Previous works have also undertaken a review of the literature on fundamental and technical analysis (Nazário et al. 2017; Renu and Christie 2018), and machine learning algorithms applied in stock prediction by Dase and Pawar (2010), Soni (2011), Neelima et al. (2012), Chang et al. (2013) and Murekachiro (2016).

However, this study reviewed the pertinent literature on fundamental and technical analyses used in stock market predictions. Succinctly, the current study focused mainly on:

  1. 1.

    The nature of a dataset and the number of data sources used.

  2. 2.

    The data timeframe, the machine learning algorithms and task used.

  3. 3.

    A comparison of self-stated accuracy, error metrics, and software packages used for modelling in previous studies.

  4. 4.

    An experimental setup to verify finding in the literature.
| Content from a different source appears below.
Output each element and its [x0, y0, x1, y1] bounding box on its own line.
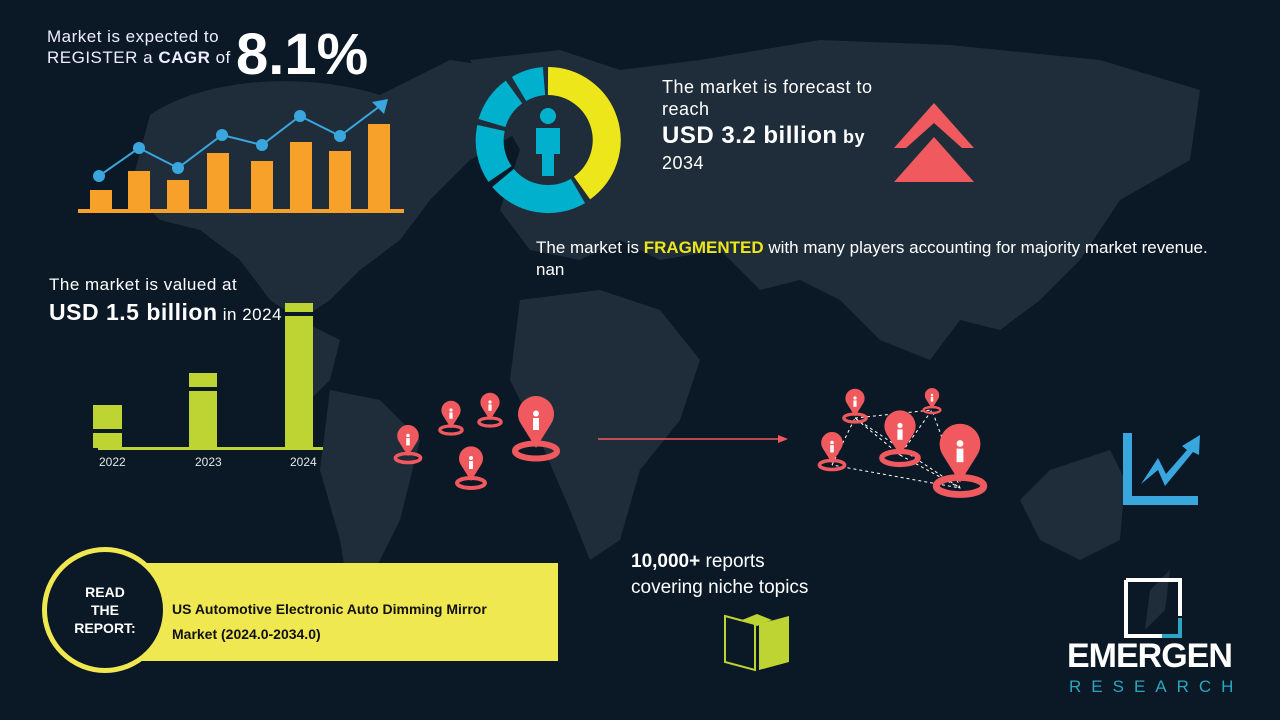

The results revealed that ANN and SVM are usually used machine-learning algorithms for stock prediction. However, a lot of research work to improve stock prediction accuracy are ongoing using hybrid ensemble machine–learning method. It was noticed that, considering internal and more external factors could provide a more precise and accurate prediction. Besides, a deficient percentage of market prediction has been made on the African market, despite the volume of articles on stock-prediction.

6.1 Direction for future research

Many gaps were identified as opportunities for future studies in Sect. 4; however, our future work will focus on the performance of ensemble techniques over diverse stock-data from different continents.